Rezension

Humorvoll, feinsinnig und spannend

Lange Krallen -

Lange Krallen
von Oliver Uschmann

Ein schwarzer Kater, der sich benimmt wie ein Hund und ein detektivisches Gespür für Verdächtiges hat. Ein Dorf voller skurriler Gestalten, vom unsympathischen »Hühnerbaron« über die gutherzige alte Pfandflaschensammlerin bis hin zu den undurchsichtigen neuen Nachbarn. Eine geheimnisvolle Serie von Einbrüchen … Das sind die Zutaten zum wunderbaren neuen Kinderkrimi von Oliver Uschmann und Sylvia Witt. Ich bin kein Kind mehr, trotzdem wurde ich von der ersten Seite an in diese charmant-witzige und spannende Story hineingezogen.

Die Krimihandlung ist clever konzipiert und hat das Potenzial, alle Menschen, die mit Detektivgeschichten wie »Kalle Blomquist« und »Fünf Freunde« aufgewachsen sind, in die eigene Kindheit zurückzuversetzen.

Die Sprache ist leicht, aber dennoch lebendig und metaphernreich. Da lässt ein Löwenzahn seine Samen aufsteigen und sinken »wie hundert winzige Fallschirmspringer« oder »der Mond schwimmt milchig im Himmel wie ein Stück weiße Schokolade, das sich an der Rändern auflöst«. Solche zauberhaften Bilder zeigen, dass der Text seine junge Leserschaft ernst nimmt, und garantieren, dass auch erwachsene Leser ihre helle Freude haben.
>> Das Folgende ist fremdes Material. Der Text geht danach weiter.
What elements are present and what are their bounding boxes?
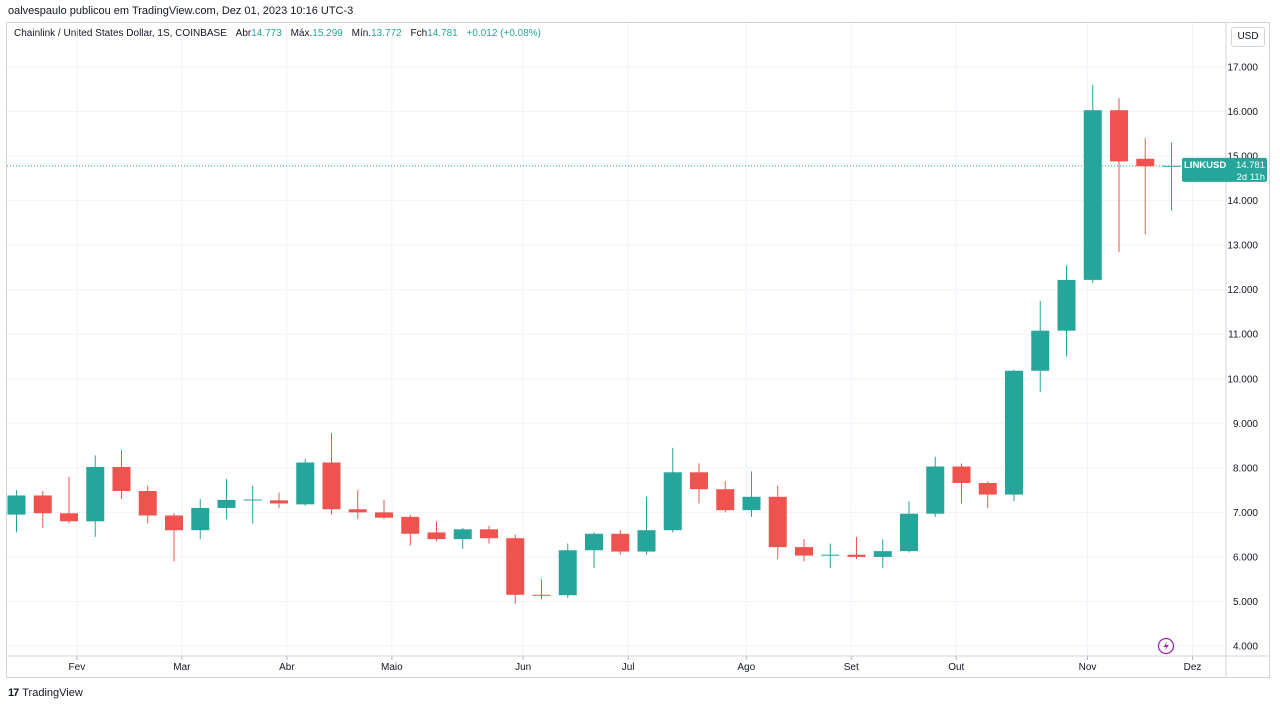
candle-body[interactable] bbox=[322, 462, 341, 510]
open-value: 14.773 bbox=[251, 28, 282, 39]
candle-body[interactable] bbox=[427, 532, 446, 540]
x-tick-label: Nov bbox=[1079, 662, 1097, 673]
y-tick-label: 8.000 bbox=[1233, 463, 1258, 474]
candle-body[interactable] bbox=[558, 550, 577, 596]
candle-body[interactable] bbox=[716, 489, 735, 511]
candle-body[interactable] bbox=[243, 499, 262, 501]
y-tick-label: 11.000 bbox=[1228, 330, 1258, 341]
open-label: Abr bbox=[235, 28, 252, 39]
candle-body[interactable] bbox=[217, 499, 236, 508]
candle-body[interactable] bbox=[138, 491, 157, 516]
tradingview-logo-icon: 17 bbox=[8, 687, 19, 699]
candle-body[interactable] bbox=[86, 466, 105, 522]
candle-body[interactable] bbox=[348, 509, 367, 513]
candle-body[interactable] bbox=[926, 466, 945, 514]
candle-body[interactable] bbox=[900, 513, 918, 552]
price-tag-countdown: 2d 11h bbox=[1237, 172, 1265, 183]
candle-body[interactable] bbox=[1110, 110, 1128, 162]
y-tick-label: 13.000 bbox=[1227, 241, 1258, 252]
close-value: 14.781 bbox=[427, 28, 458, 39]
candle-body[interactable] bbox=[847, 554, 866, 557]
candle-body[interactable] bbox=[663, 472, 682, 531]
x-tick-label: Ago bbox=[737, 662, 755, 673]
candle-body[interactable] bbox=[191, 507, 210, 531]
x-tick-label: Mar bbox=[173, 662, 191, 673]
candle-body[interactable] bbox=[506, 538, 525, 595]
y-tick-label: 12.000 bbox=[1227, 285, 1258, 296]
candle-body[interactable] bbox=[1136, 158, 1155, 167]
lightning-icon[interactable] bbox=[1157, 637, 1175, 655]
low-label: Mín. bbox=[351, 28, 372, 39]
x-tick-label: Abr bbox=[279, 662, 295, 673]
chart-frame bbox=[6, 22, 1270, 678]
high-label: Máx. bbox=[290, 28, 313, 39]
candle-body[interactable] bbox=[637, 530, 656, 552]
candle-body[interactable] bbox=[690, 472, 708, 490]
candle-body[interactable] bbox=[270, 500, 288, 504]
candle-body[interactable] bbox=[60, 513, 78, 522]
y-tick-label: 14.000 bbox=[1227, 196, 1258, 207]
x-tick-label: Set bbox=[844, 662, 859, 673]
y-tick-label: 16.000 bbox=[1227, 107, 1258, 118]
candle-body[interactable] bbox=[165, 515, 183, 531]
y-tick-label: 17.000 bbox=[1227, 63, 1258, 74]
candle-body[interactable] bbox=[401, 516, 420, 534]
candle-body[interactable] bbox=[795, 547, 813, 556]
candle-body[interactable] bbox=[296, 462, 315, 505]
y-tick-label: 7.000 bbox=[1233, 508, 1258, 519]
footer-branding[interactable]: 17 TradingView bbox=[8, 687, 83, 699]
change-value: +0.012 (+0.08%) bbox=[466, 28, 542, 39]
candle-body[interactable] bbox=[873, 551, 892, 557]
candle-body[interactable] bbox=[1083, 110, 1102, 280]
candle-body[interactable] bbox=[453, 529, 472, 540]
x-tick-label: Jun bbox=[515, 662, 531, 673]
candle-body[interactable] bbox=[112, 466, 131, 492]
price-tag-symbol: LINKUSD bbox=[1184, 160, 1226, 171]
lightning-bolt-icon bbox=[1163, 641, 1169, 651]
y-tick-label: 15.000 bbox=[1227, 152, 1258, 163]
x-tick-label: Out bbox=[948, 662, 964, 673]
candle-body[interactable] bbox=[480, 529, 498, 539]
candle-body[interactable] bbox=[532, 594, 551, 596]
candle-body[interactable] bbox=[1162, 165, 1181, 167]
candle-body[interactable] bbox=[742, 496, 761, 511]
y-tick-label: 10.000 bbox=[1227, 374, 1258, 385]
candle-body[interactable] bbox=[768, 496, 787, 548]
candle-body[interactable] bbox=[33, 495, 52, 514]
candle-body[interactable] bbox=[7, 495, 26, 515]
y-tick-label: 4.000 bbox=[1233, 642, 1258, 653]
y-tick-label: 9.000 bbox=[1233, 419, 1258, 430]
candle-body[interactable] bbox=[375, 512, 393, 518]
candle-body[interactable] bbox=[1057, 279, 1076, 331]
candle-body[interactable] bbox=[585, 533, 603, 551]
price-tag bbox=[1182, 157, 1267, 182]
x-tick-label: Maio bbox=[381, 662, 403, 673]
candle-body[interactable] bbox=[952, 466, 971, 483]
publish-credit: oalvespaulo publicou em TradingView.com,… bbox=[8, 5, 354, 17]
x-tick-label: Fev bbox=[69, 662, 86, 673]
close-label: Fch bbox=[410, 28, 428, 39]
candle-body[interactable] bbox=[1005, 370, 1023, 495]
candle-body[interactable] bbox=[611, 533, 630, 552]
symbol-title[interactable]: Chainlink / United States Dollar, 1S, CO… bbox=[14, 28, 227, 39]
currency-button[interactable]: USD bbox=[1231, 27, 1265, 47]
x-tick-label: Dez bbox=[1184, 662, 1202, 673]
x-tick-label: Jul bbox=[622, 662, 635, 673]
y-tick-label: 6.000 bbox=[1233, 552, 1258, 563]
y-tick-label: 5.000 bbox=[1233, 597, 1258, 608]
price-tag-value: 14.781 bbox=[1236, 160, 1265, 171]
high-value: 15.299 bbox=[312, 28, 343, 39]
candle-body[interactable] bbox=[1031, 330, 1050, 371]
candle-body[interactable] bbox=[978, 482, 997, 495]
chart-legend: Chainlink / United States Dollar, 1S, CO… bbox=[14, 28, 541, 39]
brand-name: TradingView bbox=[22, 687, 83, 699]
low-value: 13.772 bbox=[371, 28, 402, 39]
candle-body[interactable] bbox=[821, 554, 840, 556]
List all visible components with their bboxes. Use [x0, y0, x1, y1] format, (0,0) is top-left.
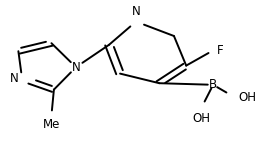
Text: F: F [217, 44, 223, 57]
Text: N: N [132, 5, 140, 18]
Text: Me: Me [43, 118, 60, 131]
Text: OH: OH [239, 91, 257, 104]
Text: N: N [71, 61, 80, 74]
Text: OH: OH [192, 112, 210, 125]
Text: B: B [209, 78, 217, 91]
Text: N: N [10, 72, 18, 85]
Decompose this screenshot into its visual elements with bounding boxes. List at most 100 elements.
Drittens sind die Figuren unglaublich liebevoll gestrickt. Die Freundschaft zwischen der Ich-Erzählerin Leonie und ihrem Kater Bobby ist wohl etwas, dass sich jedes Kind wünscht. Darüber hinaus ist Leonie eine echte Sympathieträgerin: Sie wirkt taff aber mitfühlend, hat ein starkes Unrechtsbewusstsein und spielt besser Fußball als die Jungs. Auch die Nebencharaktere sind toll ausgestaltet. Etwa Leonies Vater, der Haus und Garten pflegt (und sich in einen kleinen Wettstreit mit dem überordentlichen Nachbarn hineinsteigert), während die Mutter als engagierte Journalistin das Geld nach Hause holt. Dem gegenüber wird der sogenannte »Dorfadel« Loriot-haft überzeichnet, was für manchen Schmunzler sorgt. Mein persönliches Highlight: der merkwürdige zwölfjährige Nachbarsjunge beim Trampolinspringen …
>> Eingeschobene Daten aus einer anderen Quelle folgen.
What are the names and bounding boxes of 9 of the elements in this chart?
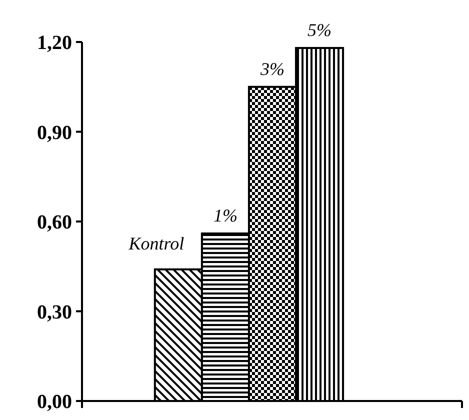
series-label: 3% (259, 58, 284, 79)
series-label: Kontrol (128, 233, 184, 254)
y-tick-label: 0,60 (37, 212, 72, 234)
series-label: 1% (213, 205, 238, 226)
y-tick-label: 1,20 (37, 32, 72, 54)
y-tick-label: 0,00 (37, 391, 72, 413)
y-tick-label: 0,30 (37, 301, 72, 324)
series-label: 5% (308, 20, 332, 40)
y-tick-label: 0,90 (37, 122, 72, 144)
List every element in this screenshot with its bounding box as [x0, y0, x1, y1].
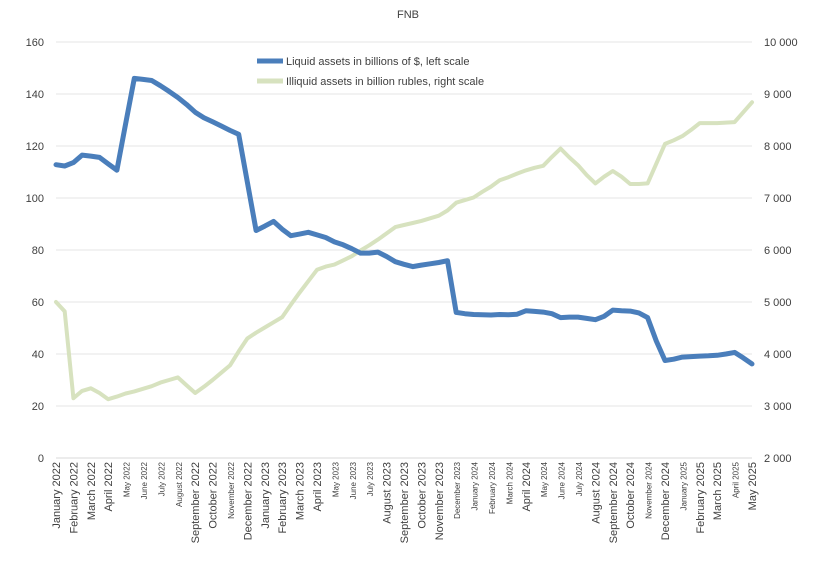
grid-lines: [56, 41, 752, 459]
x-tick-label: August 2022: [175, 461, 184, 506]
x-tick-label: February 2023: [277, 462, 289, 534]
x-tick-label: July 2024: [575, 461, 584, 496]
x-tick-label: September 2023: [399, 462, 411, 543]
legend-label-liquid: Liquid assets in billions of $, left sca…: [286, 56, 469, 68]
x-tick-label: January 2025: [679, 461, 688, 510]
chart-title: FNB: [397, 9, 419, 21]
x-tick-label: April 2025: [732, 461, 741, 498]
x-tick-label: July 2022: [157, 461, 166, 496]
x-tick-label: May 2024: [540, 461, 549, 497]
x-tick-label: April 2023: [312, 462, 324, 512]
left-y-axis: 0 20 40 60 80 100 120 140 160: [26, 37, 44, 465]
right-tick-label: 8 000: [764, 141, 792, 153]
x-tick-label: October 2023: [416, 462, 428, 529]
x-tick-label: December 2022: [242, 462, 254, 540]
left-tick-label: 60: [32, 297, 44, 309]
x-tick-label: May 2025: [747, 462, 759, 510]
x-tick-label: June 2022: [140, 461, 149, 499]
x-axis: January 2022 February 2022 March 2022 April…: [51, 461, 759, 543]
x-tick-label: December 2024: [660, 462, 672, 540]
x-tick-label: February 2024: [488, 461, 497, 514]
right-tick-label: 7 000: [764, 193, 792, 205]
x-tick-label: April 2022: [103, 462, 115, 512]
x-tick-label: May 2022: [123, 461, 132, 497]
right-tick-label: 10 000: [764, 37, 798, 49]
x-tick-label: January 2024: [471, 461, 480, 510]
x-tick-label: January 2022: [51, 462, 63, 529]
right-tick-label: 9 000: [764, 89, 792, 101]
legend: Liquid assets in billions of $, left sca…: [257, 56, 484, 88]
x-tick-label: August 2023: [382, 462, 394, 524]
legend-label-illiquid: Illiquid assets in billion rubles, right…: [286, 76, 484, 88]
x-tick-label: September 2024: [608, 462, 620, 543]
series-lines: [53, 75, 755, 402]
left-tick-label: 120: [26, 141, 44, 153]
legend-item-liquid: Liquid assets in billions of $, left sca…: [257, 56, 469, 68]
left-tick-label: 20: [32, 401, 44, 413]
x-tick-label: July 2023: [366, 461, 375, 496]
left-tick-label: 40: [32, 349, 44, 361]
x-tick-label: February 2022: [68, 462, 80, 534]
x-tick-label: December 2023: [453, 461, 462, 518]
right-tick-label: 3 000: [764, 401, 792, 413]
x-tick-label: March 2024: [505, 461, 514, 504]
x-tick-label: October 2024: [625, 462, 637, 529]
left-tick-label: 80: [32, 245, 44, 257]
right-tick-label: 5 000: [764, 297, 792, 309]
x-tick-label: June 2024: [558, 461, 567, 499]
right-tick-label: 4 000: [764, 349, 792, 361]
right-tick-label: 2 000: [764, 453, 792, 465]
x-tick-label: March 2025: [712, 462, 724, 520]
x-tick-label: March 2023: [295, 462, 307, 520]
left-tick-label: 140: [26, 89, 44, 101]
x-tick-label: November 2024: [645, 461, 654, 518]
x-tick-label: October 2022: [208, 462, 220, 529]
x-tick-label: September 2022: [190, 462, 202, 543]
x-tick-label: November 2023: [434, 462, 446, 540]
legend-item-illiquid: Illiquid assets in billion rubles, right…: [257, 76, 484, 88]
x-tick-label: November 2022: [227, 461, 236, 518]
x-tick-label: February 2025: [695, 462, 707, 534]
x-tick-label: January 2023: [260, 462, 272, 529]
right-y-axis: 2 000 3 000 4 000 5 000 6 000 7 000 8 000 9 000…: [764, 37, 798, 465]
series-line-liquid: [53, 75, 755, 367]
x-tick-label: March 2022: [86, 462, 98, 520]
x-tick-label: June 2023: [349, 461, 358, 499]
left-tick-label: 0: [38, 453, 44, 465]
x-tick-label: April 2024: [521, 462, 533, 512]
x-tick-label: May 2023: [331, 461, 340, 497]
x-tick-label: August 2024: [590, 462, 602, 524]
left-tick-label: 160: [26, 37, 44, 49]
series-line-illiquid: [54, 100, 754, 402]
right-tick-label: 6 000: [764, 245, 792, 257]
left-tick-label: 100: [26, 193, 44, 205]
Hervorzuheben sind auch die kleinen Kommentare zu aktuellen Themen wie Klimawandel, Massentierhaltung oder Alltagsrassismus, die immer mal wieder in die Handlung einfließen. Dies geschieht jedoch nie mit dem erhobenen Zeigefinger. Vielmehr ergeben sich die Denkanstöße durch Leonies klare, unverfälschte Kindersicht und werden geschickt und humorvoll in die Szenen eingewoben.

Fazit: »Lange Krallen« ist ein Kinderkrimi, der mit seinem feinen Humor, sympathisch-schrägen Charakteren, einem authentischen Dorf-Setting und lebendiger, bildhafter Sprache Lesern jeden Alters Spaß macht. Ich hatte das Buch an einem Sonntag durch und hoffe auf mehr Abenteuer von Leonie und ihrem Kater.